I think it led me to discover destructive behaviors in myself, and constructive alternatives to them. I remember a lot of it was about how to talk to strangers, which I find pretty easy now.
It was my favorite thing to do for years. Then I stopped. shrug
Interesting, I've been thinking about reflection too. As I've grown older I am a lot more self aware and think about my experiences, what I've done and what I'm doing now. It really helps to critically evaluate what you're achieving. But as you say, the reality is most of us really aren't doing much interesting, creative or ground breaking. Maybe that inspires you to focus on doing great things, but for me its sad.
Maybe just acting like a child and try to have fun is a better solution.
I think you might be right. Although I think depression is a result of the physical state of the body and depressive thoughts are always the symptom, never the cause of depression I also believe that narratives do matter.
Using narrative you can put yourself in a thought loop that prevents you from implementing changes that could improve your depressive condition.
Reading replies like yours I started to wonder about a more systematic approach to journaling in the context of mood, therapy, depression, etc. Quick google search lead to this [1] article, I haven't read it yet, though.
I also remember reading about particular journaling techniques to battle certain mental conditions.
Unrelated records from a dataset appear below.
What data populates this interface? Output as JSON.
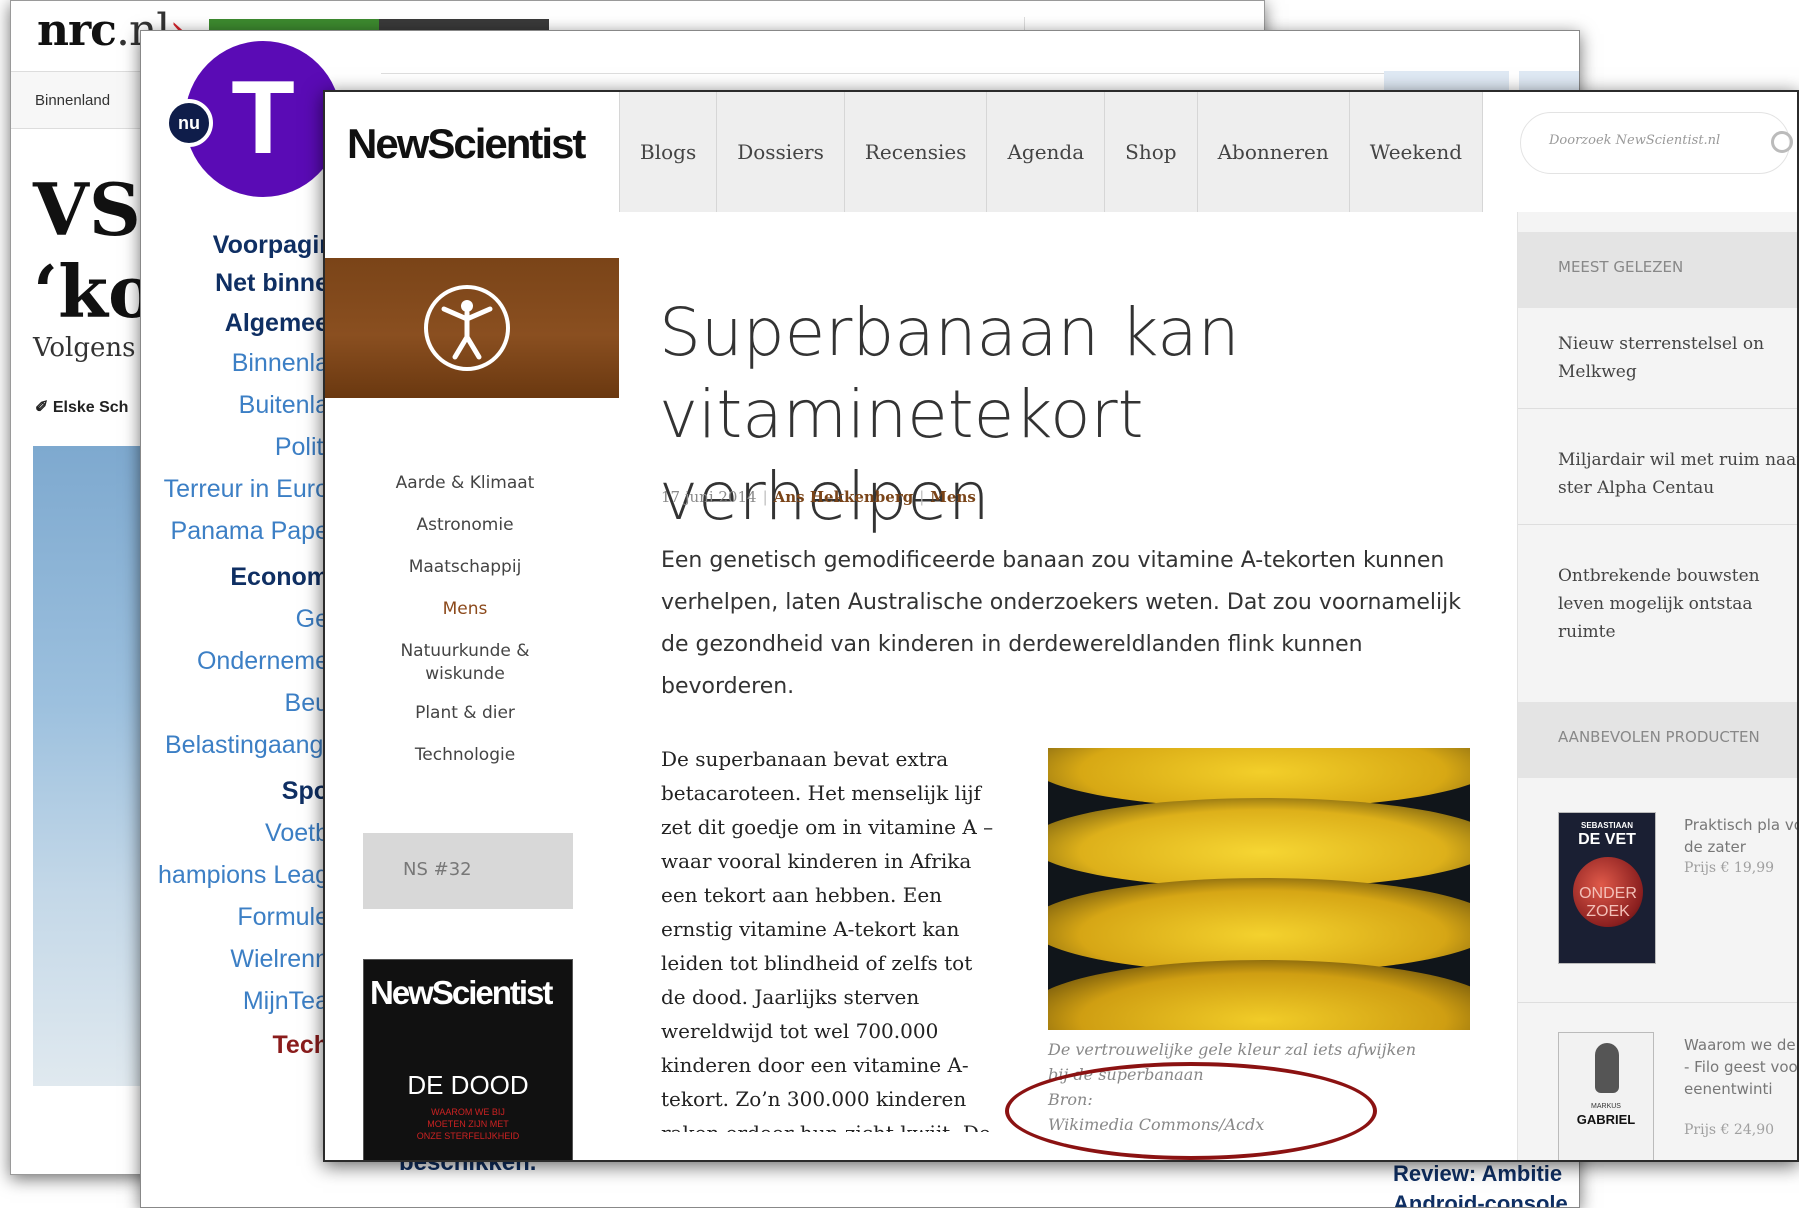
{
  "nrc": {
    "logo_name": "nrc",
    "logo_tld": ".nl",
    "logo_caret": "›",
    "nav_item": "Binnenland",
    "headline": "VS l\n‘ko",
    "lede": "Volgens",
    "author": "✐ Elske Sch"
  },
  "nu": {
    "badge": "nu",
    "logo_letter": "T",
    "menu": [
      {
        "label": "Voorpagir",
        "style": "strong"
      },
      {
        "label": "Net binne",
        "style": "strong"
      },
      {
        "label": "Algemee",
        "style": "strong"
      },
      {
        "label": "Binnenla",
        "style": "link"
      },
      {
        "label": "Buitenla",
        "style": "link"
      },
      {
        "label": "Politi",
        "style": "link"
      },
      {
        "label": "Terreur in Euro",
        "style": "link"
      },
      {
        "label": "Panama Pape",
        "style": "link"
      },
      {
        "label": "Econom",
        "style": "strong"
      },
      {
        "label": "Ge",
        "style": "link"
      },
      {
        "label": "Onderneme",
        "style": "link"
      },
      {
        "label": "Beu",
        "style": "link"
      },
      {
        "label": "Belastingaangi",
        "style": "link"
      },
      {
        "label": "Spo",
        "style": "strong"
      },
      {
        "label": "Voetb",
        "style": "link"
      },
      {
        "label": "hampions Leag",
        "style": "link"
      },
      {
        "label": "Formule",
        "style": "link"
      },
      {
        "label": "Wielrenn",
        "style": "link"
      },
      {
        "label": "MijnTea",
        "style": "link"
      },
      {
        "label": "Tech",
        "style": "tech"
      }
    ],
    "body_fragment": "beschikken.",
    "review_line1": "Review: Ambitie",
    "review_line2": "Android-console"
  },
  "ns": {
    "logo": "NewScientist",
    "nav": [
      "Blogs",
      "Dossiers",
      "Recensies",
      "Agenda",
      "Shop",
      "Abonneren",
      "Weekend"
    ],
    "search_placeholder": "Doorzoek NewScientist.nl",
    "categories": [
      {
        "label": "Aarde & Klimaat",
        "active": false
      },
      {
        "label": "Astronomie",
        "active": false
      },
      {
        "label": "Maatschappij",
        "active": false
      },
      {
        "label": "Mens",
        "active": true
      },
      {
        "label": "Natuurkunde &\nwiskunde",
        "active": false
      },
      {
        "label": "Plant & dier",
        "active": false
      },
      {
        "label": "Technologie",
        "active": false
      }
    ],
    "issue_label": "NS #32",
    "magazine": {
      "logo": "NewScientist",
      "title": "DE DOOD",
      "subtitle": "WAAROM WE BIJ\nMOETEN ZIJN MET\nONZE STERFELIJKHEID"
    },
    "article": {
      "title": "Superbanaan kan vitaminetekort verhelpen",
      "date": "17 juni 2014",
      "author": "Ans Hekkenberg",
      "category": "Mens",
      "intro": "Een genetisch gemodificeerde banaan zou vitamine A-tekorten kunnen verhelpen, laten Australische onderzoekers weten. Dat zou voornamelijk de gezondheid van kinderen in derdewereldlanden flink kunnen bevorderen.",
      "body": "De superbanaan bevat extra betacaroteen. Het menselijk lijf zet dit goedje om in vitamine A – waar vooral kinderen in Afrika een tekort aan hebben. Een ernstig vitamine A-tekort kan leiden tot blindheid of zelfs tot de dood. Jaarlijks sterven wereldwijd tot wel 700.000 kinderen door een vitamine A-tekort. Zo’n 300.000 kinderen raken erdoor hun zicht kwijt. De onderzoekers",
      "caption": "De vertrouwelijke gele kleur zal iets afwijken bij de superbanaan",
      "source_label": "Bron:",
      "source": "Wikimedia Commons/Acdx"
    },
    "sidebar": {
      "most_read_heading": "MEEST GELEZEN",
      "most_read": [
        "Nieuw sterrenstelsel on Melkweg",
        "Miljardair wil met ruim naar ster Alpha Centau",
        "Ontbrekende bouwsten leven mogelijk ontstaa ruimte"
      ],
      "products_heading": "AANBEVOLEN PRODUCTEN",
      "products": [
        {
          "title": "Praktisch pla voor de zater",
          "price": "Prijs € 19,99",
          "cover_author": "SEBASTIAAN",
          "cover_title": "DE VET",
          "cover_sub": "ONDER ZOEK"
        },
        {
          "title": "Waarom we denken - Filo geest voor d eenentwinti",
          "price": "Prijs € 24,90",
          "cover_author": "MARKUS",
          "cover_title": "GABRIEL"
        }
      ]
    },
    "colors": {
      "accent_brown": "#8c4a1c",
      "annotation_red": "#8b1212",
      "nu_purple": "#5a0bb5"
    }
  }
}
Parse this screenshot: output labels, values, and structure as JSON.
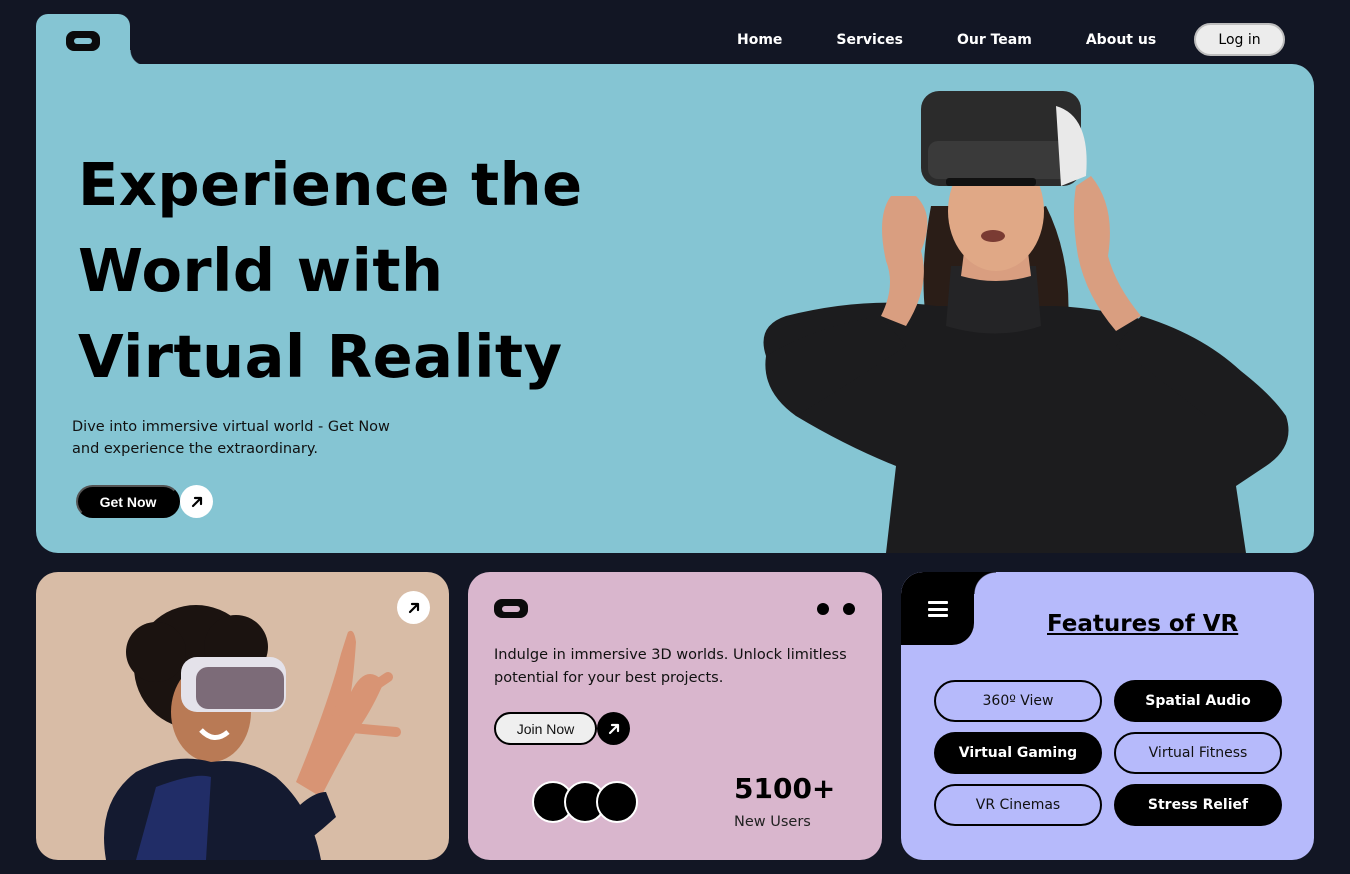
{
  "header": {
    "logo_alt": "vr-headset-logo",
    "nav": [
      "Home",
      "Services",
      "Our Team",
      "About us"
    ],
    "login_label": "Log in"
  },
  "hero": {
    "title_lines": [
      "Experience the",
      "World with",
      "Virtual Reality"
    ],
    "subtitle": "Dive into immersive virtual world - Get Now and experience the extraordinary.",
    "cta_label": "Get Now",
    "background_color": "#85c5d3"
  },
  "card_photo": {
    "background_color": "#d8bca6"
  },
  "card_join": {
    "description": "Indulge in immersive 3D worlds. Unlock limitless potential for your best projects.",
    "cta_label": "Join Now",
    "stat_value": "5100+",
    "stat_label": "New Users",
    "background_color": "#d9b6cd"
  },
  "card_features": {
    "title": "Features of VR",
    "features": [
      {
        "label": "360º View",
        "style": "outline"
      },
      {
        "label": "Spatial Audio",
        "style": "filled"
      },
      {
        "label": "Virtual Gaming",
        "style": "filled"
      },
      {
        "label": "Virtual Fitness",
        "style": "outline"
      },
      {
        "label": "VR Cinemas",
        "style": "outline"
      },
      {
        "label": "Stress Relief",
        "style": "filled"
      }
    ],
    "background_color": "#b6bafb"
  },
  "colors": {
    "page_background": "#121624",
    "accent_black": "#000000"
  }
}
Every day I sat to write down another entry, and when looking at a few previous notes (or at “this day 1 year/2 years ago”, which is a feature of many journaling apps), the bad days seemed “normal”, because, well, there weren’t many good days. I believe this somehow helped me stay in a depressed state, helped perpetuate the feeling of normality of something that should be considered abnormal.
I am feeling better nowadays and consider getting back into journaling, but I am wary of this unwanted normalization possibility. It’d be great to have some sort of a basis to compare days to. Or maybe this is a bad idea.
Journaling is supposed to make you more self reflective, to increase meta attention. It definitely does that, but it’s harder for some people.